Clinical Research Directory

Feasibility of Telephone-based Acceptance and Commitment Therapy in Hong Kong Chinese Young Adults With Alcohol Use Disorder: A Pilot Study

Objective: The proposed study aims to develop a protocol of telephone-based Acceptance and Commitment Therapy (ACT) for Alcohol Use Disorder (AUD) and examine the feasibility of implementing such intervention among the Hong Kong Chinese young adults with AUD. Study design: A randomized controlled trial will be carried out. A convenience sample of 60 young adults with AUD will be recruited from the community. Subjects who are randomized into the experimental group which will receive a total of 6 weekly telephone-based ACT provided by an experienced health counsellor, or into the control group which will receive social support provided by a research assistant, that mimics the time and attention of the intervention. Feasibility measures will be collected at baseline (T0), 3- (T1) and 6- (T2) and 12-month (T3) follow-ups. Also, all subjects will be asked to complete a structured questionnaire to assess their alcohol use behaviours and psychological flexibility at the same time points. Main outcome measures: The primary outcomes are feasibility measures by descriptive statistics. The secondary outcome is the preliminary effectiveness of telephone-based ACT in alcohol abstinence at 6 months Data analysis: Multiple logistic regression will be used for analysis. Intention-to-treat analysis will be applied. Multiple imputations will be used to handle the missing data.

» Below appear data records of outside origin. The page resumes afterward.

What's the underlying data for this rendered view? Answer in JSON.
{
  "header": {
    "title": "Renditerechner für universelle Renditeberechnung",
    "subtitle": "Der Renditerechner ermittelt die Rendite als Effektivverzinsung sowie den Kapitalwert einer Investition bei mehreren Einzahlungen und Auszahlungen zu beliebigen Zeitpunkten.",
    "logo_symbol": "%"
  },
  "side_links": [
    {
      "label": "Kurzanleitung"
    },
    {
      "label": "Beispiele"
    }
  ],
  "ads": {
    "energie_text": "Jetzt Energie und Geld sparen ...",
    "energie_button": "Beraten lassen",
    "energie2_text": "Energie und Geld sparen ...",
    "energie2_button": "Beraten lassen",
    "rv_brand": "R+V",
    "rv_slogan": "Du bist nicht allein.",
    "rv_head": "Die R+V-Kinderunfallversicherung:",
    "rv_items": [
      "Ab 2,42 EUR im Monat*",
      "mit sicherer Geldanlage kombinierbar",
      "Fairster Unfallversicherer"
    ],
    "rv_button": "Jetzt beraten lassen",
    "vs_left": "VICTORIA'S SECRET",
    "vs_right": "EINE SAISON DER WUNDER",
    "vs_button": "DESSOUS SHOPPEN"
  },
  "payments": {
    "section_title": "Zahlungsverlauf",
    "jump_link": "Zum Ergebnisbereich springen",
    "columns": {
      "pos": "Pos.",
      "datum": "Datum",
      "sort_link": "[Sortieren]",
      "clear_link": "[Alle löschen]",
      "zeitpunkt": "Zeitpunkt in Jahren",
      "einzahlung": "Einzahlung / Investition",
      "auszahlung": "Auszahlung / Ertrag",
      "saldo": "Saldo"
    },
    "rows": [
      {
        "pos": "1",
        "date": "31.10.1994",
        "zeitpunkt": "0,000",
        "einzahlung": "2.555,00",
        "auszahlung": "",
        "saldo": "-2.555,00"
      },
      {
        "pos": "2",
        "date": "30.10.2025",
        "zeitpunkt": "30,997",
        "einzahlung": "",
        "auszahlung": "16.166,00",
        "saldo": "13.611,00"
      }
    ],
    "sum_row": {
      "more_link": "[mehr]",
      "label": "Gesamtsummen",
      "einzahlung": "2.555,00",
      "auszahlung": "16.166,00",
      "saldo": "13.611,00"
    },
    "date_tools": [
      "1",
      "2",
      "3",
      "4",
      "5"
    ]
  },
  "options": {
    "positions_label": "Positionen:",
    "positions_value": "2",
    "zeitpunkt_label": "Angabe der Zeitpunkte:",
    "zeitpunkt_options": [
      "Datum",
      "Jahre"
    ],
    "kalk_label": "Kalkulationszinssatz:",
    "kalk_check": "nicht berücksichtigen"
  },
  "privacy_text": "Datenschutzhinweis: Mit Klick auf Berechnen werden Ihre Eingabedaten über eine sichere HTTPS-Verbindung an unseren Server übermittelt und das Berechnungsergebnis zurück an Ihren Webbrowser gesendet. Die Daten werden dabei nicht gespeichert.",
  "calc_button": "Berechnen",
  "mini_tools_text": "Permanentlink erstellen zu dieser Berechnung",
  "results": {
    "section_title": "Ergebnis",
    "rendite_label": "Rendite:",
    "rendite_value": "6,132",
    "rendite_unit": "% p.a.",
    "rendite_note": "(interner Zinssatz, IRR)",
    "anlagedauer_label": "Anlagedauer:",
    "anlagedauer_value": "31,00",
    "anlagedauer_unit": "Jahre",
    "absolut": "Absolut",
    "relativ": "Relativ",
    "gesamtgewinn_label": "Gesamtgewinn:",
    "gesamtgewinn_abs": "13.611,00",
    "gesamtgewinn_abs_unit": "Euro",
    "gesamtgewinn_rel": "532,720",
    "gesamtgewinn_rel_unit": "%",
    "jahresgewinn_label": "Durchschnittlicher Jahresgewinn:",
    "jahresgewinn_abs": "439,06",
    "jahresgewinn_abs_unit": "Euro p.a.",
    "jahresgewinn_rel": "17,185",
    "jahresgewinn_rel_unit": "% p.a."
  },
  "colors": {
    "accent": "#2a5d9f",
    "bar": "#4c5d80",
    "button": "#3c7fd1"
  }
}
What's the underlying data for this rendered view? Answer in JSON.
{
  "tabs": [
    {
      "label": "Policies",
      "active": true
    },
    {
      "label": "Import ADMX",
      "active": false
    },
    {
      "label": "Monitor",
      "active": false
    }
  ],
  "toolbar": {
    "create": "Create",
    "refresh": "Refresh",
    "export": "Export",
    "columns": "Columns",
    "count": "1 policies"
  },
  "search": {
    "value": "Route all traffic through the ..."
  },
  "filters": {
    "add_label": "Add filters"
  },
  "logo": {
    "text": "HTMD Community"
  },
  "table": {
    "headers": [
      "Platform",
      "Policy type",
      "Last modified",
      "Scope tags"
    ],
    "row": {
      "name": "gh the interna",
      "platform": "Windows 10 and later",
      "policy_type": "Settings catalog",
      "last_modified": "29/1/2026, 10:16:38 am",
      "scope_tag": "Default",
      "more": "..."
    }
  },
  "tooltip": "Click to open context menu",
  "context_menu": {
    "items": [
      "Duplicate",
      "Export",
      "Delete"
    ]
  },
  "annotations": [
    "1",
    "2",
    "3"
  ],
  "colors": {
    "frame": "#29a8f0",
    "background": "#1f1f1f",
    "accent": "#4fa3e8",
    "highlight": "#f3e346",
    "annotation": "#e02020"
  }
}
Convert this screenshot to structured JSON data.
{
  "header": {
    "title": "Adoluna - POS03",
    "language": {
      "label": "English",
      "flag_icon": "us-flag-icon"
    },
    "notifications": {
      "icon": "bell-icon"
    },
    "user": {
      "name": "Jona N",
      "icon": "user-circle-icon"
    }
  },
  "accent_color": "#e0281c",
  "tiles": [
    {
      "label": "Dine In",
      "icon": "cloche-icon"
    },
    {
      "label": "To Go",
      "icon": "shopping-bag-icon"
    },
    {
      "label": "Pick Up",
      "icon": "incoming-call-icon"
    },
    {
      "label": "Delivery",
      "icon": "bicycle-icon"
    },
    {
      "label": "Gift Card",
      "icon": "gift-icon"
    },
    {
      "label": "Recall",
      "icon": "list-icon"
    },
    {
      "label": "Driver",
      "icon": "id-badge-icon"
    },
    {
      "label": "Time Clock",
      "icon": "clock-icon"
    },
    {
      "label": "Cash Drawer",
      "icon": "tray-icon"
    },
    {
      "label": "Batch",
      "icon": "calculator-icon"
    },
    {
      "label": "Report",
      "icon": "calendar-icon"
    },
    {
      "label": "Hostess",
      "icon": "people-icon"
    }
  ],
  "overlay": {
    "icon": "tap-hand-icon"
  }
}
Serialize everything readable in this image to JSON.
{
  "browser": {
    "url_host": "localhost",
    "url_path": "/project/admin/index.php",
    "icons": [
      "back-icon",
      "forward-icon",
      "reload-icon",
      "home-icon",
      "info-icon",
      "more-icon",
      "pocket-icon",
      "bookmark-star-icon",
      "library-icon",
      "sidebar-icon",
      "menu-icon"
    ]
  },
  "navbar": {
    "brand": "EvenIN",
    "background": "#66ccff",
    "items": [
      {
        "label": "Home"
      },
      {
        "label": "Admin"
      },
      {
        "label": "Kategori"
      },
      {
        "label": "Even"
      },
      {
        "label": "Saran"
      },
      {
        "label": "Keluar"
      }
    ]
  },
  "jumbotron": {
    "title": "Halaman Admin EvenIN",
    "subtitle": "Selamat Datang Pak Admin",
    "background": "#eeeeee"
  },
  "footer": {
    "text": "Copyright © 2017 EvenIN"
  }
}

The Use of Telephone-based ACT for Quitting Alcohol in the Young Population With Hazardous or Harmful Alcohol Use.

Objectives: To investigate the effectiveness of a telephone-based acceptance and commitment therapy (ACT) in assisting young adult drinkers with hazardous or harmful alcohol use (HH drinkers) to quit drinking. Hypothesis to be tested: Primary hypothesis: 1) those who receive telephone-based ACT will report a significantly higher biochemical validated abstinence than the control groups. Secondary hypotheses are that compared with the control groups, those who receive telephone-based ACT will show: 2) significantly higher self-reported 30-day abstinence, 3) significantly greater reduction in drinking, and 4) significantly higher psychological flexibility. Design and subjects: A Hong Kong randomized controlled trial with 2-arm waitlist controlled trial design on 288 individuals (aged 18-35 years, able to read Chinese and speak Cantonese, and with AUDIT scores≥8). Study instruments: Biochemical-validated abstinence (Urine strips), timeline Follow-Back questionnaire, self-reported 30-day abstinence and Personalized Psychological Flexibility Index, Short-Form 6 Dimensions and semi-structured interviews. Interventions: The intervention group(n=144) will receive 6-weekly telephone-based ACT. The waitlist control group (n=144) will receive 6-weekly telephone-based social support intervention. Main outcome measures: Primary outcome is biochemical-validated abstinence at the 6-month follow-up. Secondary outcomes include self-reported 30-day abstinence alcohol reduction, and psychological flexibility at baseline, post-program, 1-, 3-, and 6-month follow-ups. Data analysis: Descriptive statistics, generalized estimating equations, multiple imputation, intention-to-treat, per protocol analyses, and cost-effectiveness analysis. Expected results: The telephone-based ACT is effective in assisting HH drinkers to quit drinking.

Reducing Blood Pressure in Mid-life Adult Binge Drinkers

This study has two phases: Phase 1 is to examine blood pressure, microvascular function, and sympathetic nerve activity in mid-life adult binge drinkers vs. alcohol abstainers/moderate drinkers. Phase 2 is to examine the effect of 8-week aerobic exercise training on blood pressure, microvascular function, and sympathetic nerve activity in mid-life adult binge drinkers

Safety & Efficacy of Baclofen for Alcohol Withdrawal in Chronic Liver Disease With Active Alcohol Consumption

This study examines the safety and effectiveness of baclofen as a treatment for alcohol withdrawal in patients with chronic liver disease who continue drinking. It aims to evaluate baclofen's ability to promote alcohol abstinence or reduction while monitoring adverse effects. Secondary outcomes include liver function changes, hospital readmissions, and complications of cirrhosis. Alcohol consumption worsens liver disease prognosis, yet alcohol use disorder (AUD) often goes untreated. Baclofen, which is safe for patients with liver impairment, is recommended as a first-line treatment for AUD in chronic liver disease. This prospective study collects data from patients treated with baclofen at Parc Taulí Hospital, analyzing outcomes at three and six months to assess abstinence, alcohol reduction, and adverse effects.